We're in North Campus neighbourhood three blocks from Med & Law Schools. It'll have to be next week...we have a backlog of fruit tree grafting, vegetable starts, deck completion & preparations for a community gathering, and vineyard layout work...please email me at ecOasys@hot mail and I can send you some overview materials and contact info. Thanks, Patrik
On a different topic. For now I have inherited a lawn. Before we decide what we are doing with it we are letting it grow. I got a manual mower and the blade needs to be sharpened. We have called around a little bit and have been told the only available optionin ABQ is to get a kit and sharpen it ourselves. Has anyone done this? Is it difficult? Does anyone know of a place that would sharpen it for us?
We also got a house last year, total bare dirt yard, and are in the process of turning it into a permaculture urban garden - sounds like your goal too!
One person you might want to get in touch with is Michael Reed, of La Orilla Farm. He's a permaculture teacher and is currently teaching a class we signed up for called "The Mother of All Backyard Gardening Courses" : ) It's 12 classes over 6 months at his farm in the south valley. It just started so if you wanted to join up you could, I think you can do all the classes or just pick the ones you want. Its everything you'd want to know for backyard desert permaculture.
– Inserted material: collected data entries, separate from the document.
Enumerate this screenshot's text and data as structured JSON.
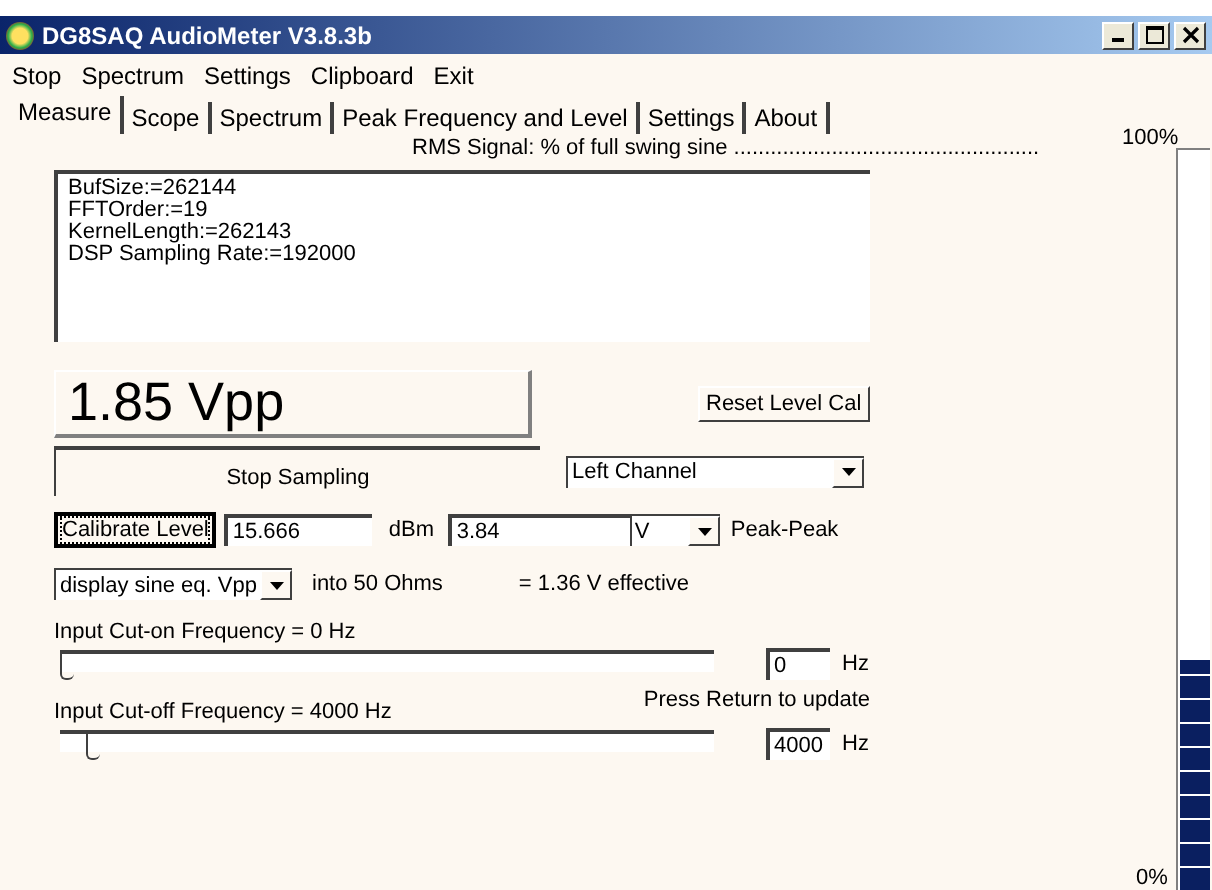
{
  "window": {
    "title": "DG8SAQ AudioMeter V3.8.3b"
  },
  "menu": [
    "Stop",
    "Spectrum",
    "Settings",
    "Clipboard",
    "Exit"
  ],
  "tabs": [
    {
      "label": "Measure",
      "selected": true
    },
    {
      "label": "Scope",
      "selected": false
    },
    {
      "label": "Spectrum",
      "selected": false
    },
    {
      "label": "Peak Frequency and Level",
      "selected": false
    },
    {
      "label": "Settings",
      "selected": false
    },
    {
      "label": "About",
      "selected": false
    }
  ],
  "rms_caption": "RMS Signal: % of full swing sine ..................................................",
  "info_lines": [
    "BufSize:=262144",
    "FFTOrder:=19",
    "KernelLength:=262143",
    "DSP Sampling Rate:=192000"
  ],
  "readout": "1.85 Vpp",
  "reset_button": "Reset Level Cal",
  "stop_button": "Stop Sampling",
  "channel": "Left Channel",
  "calibrate_button": "Calibrate Level",
  "dbm_value": "15.666",
  "dbm_unit": "dBm",
  "volt_value": "3.84",
  "volt_unit": "V",
  "peak_label": "Peak-Peak",
  "display_mode": "display sine eq. Vpp",
  "load_label": "into 50 Ohms",
  "effective_label": "= 1.36 V effective",
  "cut_on": {
    "label": "Input Cut-on Frequency = 0 Hz",
    "level": 0,
    "value": "0",
    "unit": "Hz"
  },
  "return_hint": "Press Return to update",
  "cut_off": {
    "label": "Input Cut-off Frequency = 4000 Hz",
    "level": 0.04,
    "value": "4000",
    "unit": "Hz"
  },
  "meter": {
    "top_label": "100%",
    "bottom_label": "0%",
    "level": 0.31
  }
}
For books, we've liked Judith Phillips book, New Mexico Gardner's Guide. Its a great resource for all types of plants that work well here with low water. The focus is not on food production, but there are many food producing and wildlife plants in the book.
Bernalillo County Open Space has local experts give free gardening classes throughout the season, about 1-2 a month. We went to one on food forests and urban gardening that was great, and also where we met Michael Reed who was a speaker.
I would also recommend you check out permaculture websites and videos online. There are some great YouTube videos from all over the world illustrating techniques and tips. The permies.com website has a good forum.
Hope that helps!
Thanks for all of the tips and resources. I am in the process of collecting names and varieties of drought tolerant edible plants in order to make a better garden plan.